You don't use SMT to hide latency since SMT increases it, makes it more unpredictable and therefore more difficult to hide.
In this 2001 paper, they talk about it hiding latency of the functional units:
"Since decoupling features an excellent memory latency hiding efficiency, the large amount of parallelism exploited by multithreading may be used to hide the latency of functional units and keep them fully utilized."

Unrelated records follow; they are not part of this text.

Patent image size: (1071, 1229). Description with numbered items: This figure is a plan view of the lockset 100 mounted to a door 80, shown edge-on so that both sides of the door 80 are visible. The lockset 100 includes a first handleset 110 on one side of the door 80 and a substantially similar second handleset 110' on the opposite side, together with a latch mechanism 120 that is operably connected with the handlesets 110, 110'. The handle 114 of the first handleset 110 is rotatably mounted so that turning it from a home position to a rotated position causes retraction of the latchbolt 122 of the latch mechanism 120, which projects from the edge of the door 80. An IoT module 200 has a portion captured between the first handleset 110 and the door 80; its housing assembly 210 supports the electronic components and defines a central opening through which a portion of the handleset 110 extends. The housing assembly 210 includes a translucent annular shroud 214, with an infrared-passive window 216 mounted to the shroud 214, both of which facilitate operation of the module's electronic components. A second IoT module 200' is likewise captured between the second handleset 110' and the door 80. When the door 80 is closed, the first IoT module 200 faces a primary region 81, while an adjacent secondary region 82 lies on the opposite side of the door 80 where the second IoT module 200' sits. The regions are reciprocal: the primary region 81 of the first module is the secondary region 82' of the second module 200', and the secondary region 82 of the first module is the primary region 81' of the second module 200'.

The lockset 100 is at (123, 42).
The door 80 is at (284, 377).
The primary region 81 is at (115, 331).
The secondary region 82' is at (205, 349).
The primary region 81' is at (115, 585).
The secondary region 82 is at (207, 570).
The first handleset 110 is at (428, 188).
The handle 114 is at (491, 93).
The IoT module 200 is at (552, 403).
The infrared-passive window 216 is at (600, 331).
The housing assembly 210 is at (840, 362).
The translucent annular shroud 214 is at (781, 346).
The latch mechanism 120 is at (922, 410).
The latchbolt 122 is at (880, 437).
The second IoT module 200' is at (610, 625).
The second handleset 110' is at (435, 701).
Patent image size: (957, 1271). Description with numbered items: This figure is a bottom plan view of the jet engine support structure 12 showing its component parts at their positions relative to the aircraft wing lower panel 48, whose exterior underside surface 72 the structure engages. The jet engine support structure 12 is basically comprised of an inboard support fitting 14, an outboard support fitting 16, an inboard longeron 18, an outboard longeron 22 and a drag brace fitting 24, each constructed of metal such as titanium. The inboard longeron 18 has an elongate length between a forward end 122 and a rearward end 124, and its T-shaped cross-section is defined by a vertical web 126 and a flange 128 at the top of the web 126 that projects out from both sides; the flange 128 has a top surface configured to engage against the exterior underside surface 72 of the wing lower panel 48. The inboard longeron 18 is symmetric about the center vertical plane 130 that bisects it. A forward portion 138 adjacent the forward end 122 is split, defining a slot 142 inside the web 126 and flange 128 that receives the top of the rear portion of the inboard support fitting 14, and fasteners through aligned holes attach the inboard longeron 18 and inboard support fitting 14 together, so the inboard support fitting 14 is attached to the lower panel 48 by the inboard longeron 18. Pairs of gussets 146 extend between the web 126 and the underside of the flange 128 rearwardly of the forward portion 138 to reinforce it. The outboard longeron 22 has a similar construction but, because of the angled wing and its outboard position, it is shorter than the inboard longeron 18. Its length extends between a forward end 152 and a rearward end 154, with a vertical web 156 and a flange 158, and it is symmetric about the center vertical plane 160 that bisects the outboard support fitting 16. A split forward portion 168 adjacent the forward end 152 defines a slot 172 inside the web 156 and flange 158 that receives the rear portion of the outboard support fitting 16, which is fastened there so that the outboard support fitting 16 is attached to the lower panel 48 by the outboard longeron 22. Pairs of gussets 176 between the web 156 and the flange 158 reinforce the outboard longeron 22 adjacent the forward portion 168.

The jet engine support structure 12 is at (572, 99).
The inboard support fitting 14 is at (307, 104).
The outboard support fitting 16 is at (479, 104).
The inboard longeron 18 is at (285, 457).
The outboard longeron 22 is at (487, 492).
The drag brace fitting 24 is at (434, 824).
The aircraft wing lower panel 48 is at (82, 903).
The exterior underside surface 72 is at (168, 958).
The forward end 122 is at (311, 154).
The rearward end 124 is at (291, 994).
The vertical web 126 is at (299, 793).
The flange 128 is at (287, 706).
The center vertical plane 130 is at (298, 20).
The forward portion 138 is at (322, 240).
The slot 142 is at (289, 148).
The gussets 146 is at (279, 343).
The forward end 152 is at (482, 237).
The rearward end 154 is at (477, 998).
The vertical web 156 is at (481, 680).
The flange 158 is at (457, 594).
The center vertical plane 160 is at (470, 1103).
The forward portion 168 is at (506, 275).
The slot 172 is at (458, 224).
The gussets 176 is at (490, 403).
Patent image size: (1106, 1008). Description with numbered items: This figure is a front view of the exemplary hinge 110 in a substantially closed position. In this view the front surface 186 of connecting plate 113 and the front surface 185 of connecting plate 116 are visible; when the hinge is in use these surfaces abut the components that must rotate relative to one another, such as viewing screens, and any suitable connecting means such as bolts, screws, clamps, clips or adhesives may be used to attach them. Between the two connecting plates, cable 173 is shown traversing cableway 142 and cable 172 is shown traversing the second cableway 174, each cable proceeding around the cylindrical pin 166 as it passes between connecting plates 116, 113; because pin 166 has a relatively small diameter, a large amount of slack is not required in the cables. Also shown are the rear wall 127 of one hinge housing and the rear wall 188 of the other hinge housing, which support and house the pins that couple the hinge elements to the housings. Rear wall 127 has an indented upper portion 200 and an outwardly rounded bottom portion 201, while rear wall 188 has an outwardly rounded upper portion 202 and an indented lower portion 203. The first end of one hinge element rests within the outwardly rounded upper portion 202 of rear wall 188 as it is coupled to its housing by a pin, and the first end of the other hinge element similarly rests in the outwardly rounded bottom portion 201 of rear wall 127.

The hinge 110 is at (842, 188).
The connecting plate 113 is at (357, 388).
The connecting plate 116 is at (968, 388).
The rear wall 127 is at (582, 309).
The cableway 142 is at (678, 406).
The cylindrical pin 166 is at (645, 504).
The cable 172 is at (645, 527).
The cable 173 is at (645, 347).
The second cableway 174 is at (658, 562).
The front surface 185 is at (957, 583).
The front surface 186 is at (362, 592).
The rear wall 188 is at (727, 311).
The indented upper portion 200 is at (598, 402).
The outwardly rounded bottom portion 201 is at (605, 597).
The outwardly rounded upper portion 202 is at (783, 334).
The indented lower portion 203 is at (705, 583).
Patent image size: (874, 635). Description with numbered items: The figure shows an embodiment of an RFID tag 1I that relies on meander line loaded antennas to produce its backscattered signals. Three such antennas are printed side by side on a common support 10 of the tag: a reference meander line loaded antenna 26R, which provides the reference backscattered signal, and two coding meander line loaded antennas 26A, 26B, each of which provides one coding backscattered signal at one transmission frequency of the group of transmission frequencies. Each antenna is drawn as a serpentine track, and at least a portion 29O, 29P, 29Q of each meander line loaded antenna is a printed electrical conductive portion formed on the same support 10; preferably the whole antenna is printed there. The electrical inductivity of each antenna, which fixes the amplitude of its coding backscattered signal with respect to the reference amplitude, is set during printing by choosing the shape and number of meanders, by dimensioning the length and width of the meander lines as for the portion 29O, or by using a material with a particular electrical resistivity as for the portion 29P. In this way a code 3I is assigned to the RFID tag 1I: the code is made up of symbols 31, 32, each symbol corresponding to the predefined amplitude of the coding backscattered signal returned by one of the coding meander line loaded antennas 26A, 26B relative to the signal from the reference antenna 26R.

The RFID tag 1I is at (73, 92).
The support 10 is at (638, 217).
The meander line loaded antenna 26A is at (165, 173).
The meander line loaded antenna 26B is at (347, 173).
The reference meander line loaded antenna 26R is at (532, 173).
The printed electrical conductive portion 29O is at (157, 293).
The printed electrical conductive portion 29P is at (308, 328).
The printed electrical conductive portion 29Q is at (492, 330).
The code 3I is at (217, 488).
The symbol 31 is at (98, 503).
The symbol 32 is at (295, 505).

The increasing hardware complexity of dynamically scheduled superscalar processors may compromise the scalability of this organization to make an efficient use of future increases in transistor budget. SMT processors, designed over a superscalar core, are therefore directly concerned by this...
ieeexplore.ieee.org
It's also described this way, in this Advanced Computer Architecture lecture, from Imperial College London:
SMT threads exploit memory-system parallelism
- Easy way to get lots of memory accesses in-flight
- “Latency hiding” – overlapping data access with compute
And this paper from ACM's International Conference on Parallel Architecture and Compilation Techniques:
"Network processors employ a multithreaded, chip-multiprocessing architecture to effectively hide memory latency and deliver high performance for packet processing applications."
dl.acm.org
I could go on, but you get the point. You're obviously entitled to your opinion, but I'm with the experts on this one.
You and
@palladin9479 talk about how the parallel nature of GPU workloads "doesn't care about latency", but SMT is the primary mechanism which enables that decoupling. Otherwise, the shader cores would be mostly idle and performance would be like garbage, compared with what we have today.
Yes, SMT isn't the only way to hide latency, but that's the main way GPUs do it.